Покопавшись в кошеле, висевшем у нее на шее, Сесили вынула льняной узелок, набитый монетами, и вложила его в мою ладонь:
— Вот моя молитва. Десять фунтов. Донесите до Господа, что я пожертвовала эти деньги с просьбой найти Томасу Ньюману место на небесах, и как можно скорее.
Я не сводил глаз с туго набитого узелка. Огромные деньги, жалованье священника за год. Как мне с ними поступить? Не отправить же их в жестянку, что мы выставляли для пожертвований, и вряд ли стоило поручать Джанет Грант вписать их в нашу счетоводную книгу. Кто угодно выгнет бровь, увидев подобную запись. Таких сумм не жертвуют во благо умершего друга. С этими бешеными деньгами расстались ради любовника, это вопль надорванного сердца. И мне казалось, что ладонь мою оттягивают не монеты, но сердце Сесили.

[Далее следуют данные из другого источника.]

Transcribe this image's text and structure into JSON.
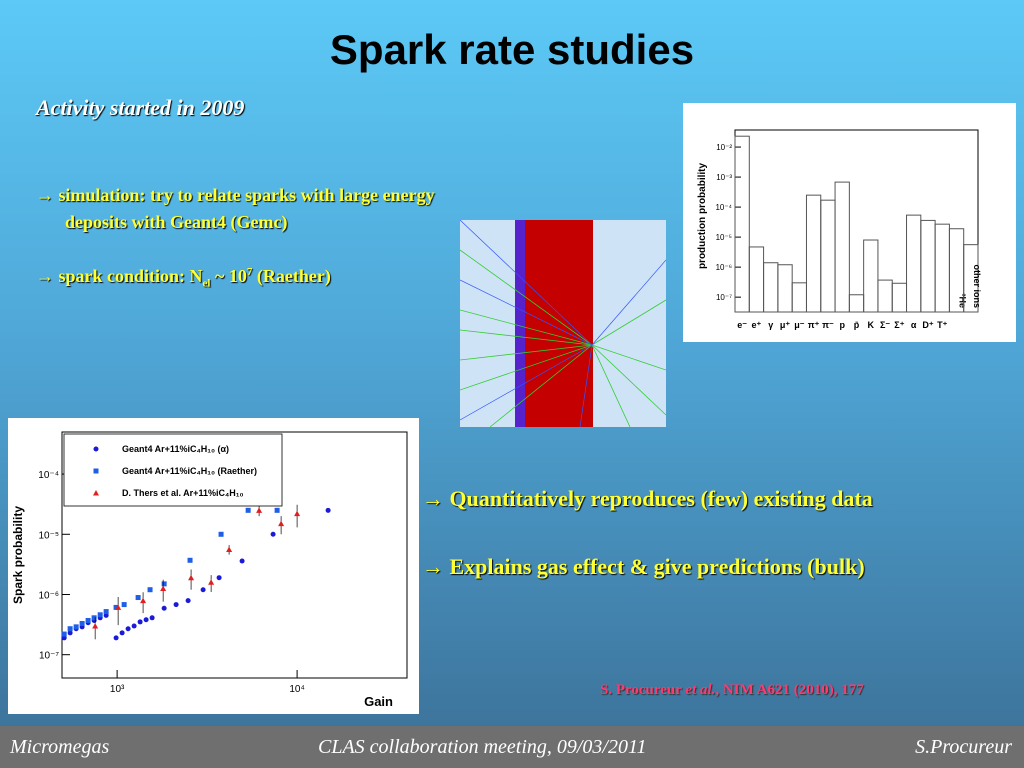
{
  "title": "Spark rate studies",
  "subtitle": "Activity started in 2009",
  "left_points": {
    "simulation": "→ simulation: try to relate sparks with large energy deposits with Geant4 (Gemc)",
    "condition": [
      "→ spark condition: N",
      "el",
      " ~ 10",
      "7",
      " (Raether)"
    ]
  },
  "right_points": [
    "→ Quantitatively reproduces (few) existing data",
    "→ Explains gas effect & give predictions (bulk)"
  ],
  "reference": [
    "S. Procureur ",
    "et al.",
    ", NIM A621 (2010), 177"
  ],
  "footer": {
    "left": "Micromegas",
    "center": "CLAS collaboration meeting, 09/03/2011",
    "right": "S.Procureur"
  },
  "chart_data": [
    {
      "type": "scatter",
      "xlabel": "Gain",
      "ylabel": "Spark probability",
      "xscale": "log",
      "yscale": "log",
      "xlim": [
        494,
        40800
      ],
      "ylim": [
        4.1e-08,
        0.0005
      ],
      "xticks": [
        {
          "value": 1000,
          "label": "10³"
        },
        {
          "value": 10000,
          "label": "10⁴"
        }
      ],
      "yticks": [
        {
          "value": 1e-07,
          "label": "10⁻⁷"
        },
        {
          "value": 1e-06,
          "label": "10⁻⁶"
        },
        {
          "value": 1e-05,
          "label": "10⁻⁵"
        },
        {
          "value": 0.0001,
          "label": "10⁻⁴"
        }
      ],
      "legend": "top-left",
      "series": [
        {
          "name": "Geant4 Ar+11%iC₄H₁₀ (α)",
          "color": "#1a1ad8",
          "marker": "circle",
          "x": [
            508,
            548,
            592,
            639,
            690,
            745,
            805,
            869,
            987,
            1066,
            1151,
            1243,
            1342,
            1449,
            1565,
            1825,
            2127,
            2480,
            3005,
            3687,
            4948,
            7356,
            14870
          ],
          "values": [
            1.9e-07,
            2.3e-07,
            2.7e-07,
            2.9e-07,
            3.4e-07,
            3.7e-07,
            4.1e-07,
            4.5e-07,
            1.9e-07,
            2.3e-07,
            2.7e-07,
            3e-07,
            3.5e-07,
            3.8e-07,
            4.1e-07,
            5.9e-07,
            6.8e-07,
            7.9e-07,
            1.2e-06,
            1.9e-06,
            3.6e-06,
            1e-05,
            2.5e-05
          ]
        },
        {
          "name": "Geant4 Ar+11%iC₄H₁₀ (Raether)",
          "color": "#1f5fe8",
          "marker": "square",
          "x": [
            508,
            548,
            592,
            639,
            690,
            745,
            805,
            869,
            987,
            1094,
            1308,
            1524,
            1825,
            2542,
            3781,
            5346,
            7743
          ],
          "values": [
            2.2e-07,
            2.7e-07,
            2.9e-07,
            3.3e-07,
            3.7e-07,
            4.1e-07,
            4.6e-07,
            5.2e-07,
            6.1e-07,
            6.8e-07,
            8.9e-07,
            1.2e-06,
            1.5e-06,
            3.7e-06,
            1e-05,
            2.5e-05,
            2.5e-05
          ]
        },
        {
          "name": "D. Thers et al. Ar+11%iC₄H₁₀",
          "color": "#e02020",
          "marker": "triangle",
          "x": [
            755,
            1013,
            1394,
            1802,
            2576,
            3329,
            4190,
            6150,
            8150,
            10000
          ],
          "values": [
            3e-07,
            6.1e-07,
            7.9e-07,
            1.26e-06,
            1.9e-06,
            1.6e-06,
            5.6e-06,
            2.5e-05,
            1.5e-05,
            2.2e-05
          ],
          "errors": [
            1.2e-07,
            3e-07,
            3e-07,
            5e-07,
            7e-07,
            5e-07,
            1e-06,
            5e-06,
            5e-06,
            9e-06
          ]
        }
      ]
    },
    {
      "type": "bar",
      "ylabel": "production probability",
      "yscale": "log",
      "ylim": [
        3.2e-08,
        0.037
      ],
      "yticks": [
        {
          "value": 1e-07,
          "label": "10⁻⁷"
        },
        {
          "value": 1e-06,
          "label": "10⁻⁶"
        },
        {
          "value": 1e-05,
          "label": "10⁻⁵"
        },
        {
          "value": 0.0001,
          "label": "10⁻⁴"
        },
        {
          "value": 0.001,
          "label": "10⁻³"
        },
        {
          "value": 0.01,
          "label": "10⁻²"
        }
      ],
      "color": "#555555",
      "categories": [
        "e⁻",
        "e⁺",
        "γ",
        "μ⁺",
        "μ⁻",
        "π⁺",
        "π⁻",
        "p",
        "p̄",
        "K",
        "Σ⁻",
        "Σ⁺",
        "α",
        "D⁺",
        "T⁺",
        "³He",
        "other ions"
      ],
      "values": [
        0.023,
        4.7e-06,
        1.4e-06,
        1.2e-06,
        3e-07,
        0.00025,
        0.00017,
        0.00068,
        1.2e-07,
        8e-06,
        3.7e-07,
        2.9e-07,
        5.4e-05,
        3.6e-05,
        2.7e-05,
        1.9e-05,
        5.6e-06
      ]
    }
  ]
}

— Держите их при себе, вносите по кроне, не спеша, — сказала она, сознавая щекотливость нашего положения. — И неважно, сколько времени уйдет, чтобы учесть всю сумму в записях о дарениях, полгода или год, а то и два. Только дайте Господу знать прямо сейчас, что пожертвование сделано и Он может действовать.
В какую странную историю она меня втянула, ведь раньше между нами никогда не заходила речь о ее связи с Ньюманом, но вела она себя так, будто мы прекрасно понимаем друг друга. И тем более странно, что так оно и было. В их отношениях было что-то подозрительное, я просто не разрешал себе подозревать. Теперь, глядя на нее, я испытывал волнение и брезгливость. Разочарование. Любила ли она его? Десять фунтов означали, что, вероятно, любила. Я вдруг представил себе зайца, когда он замирает, почуяв опасность, его огромные глаза, широкую мордочку, выпяченный нос и дрожь в теле, готовом к побегу.
Знаю, я должен был подвергнуть ее расспросам: каковы были ее отношения с Ньюманом, как долго это длилось и как часто они встречались. Затем, исходя из ее ответов и глубины раскаяния, я назначил бы ей епитимью. В то, что она хоть сколько-нибудь раскаивается, я не верил и не задал ей ни единого вопроса.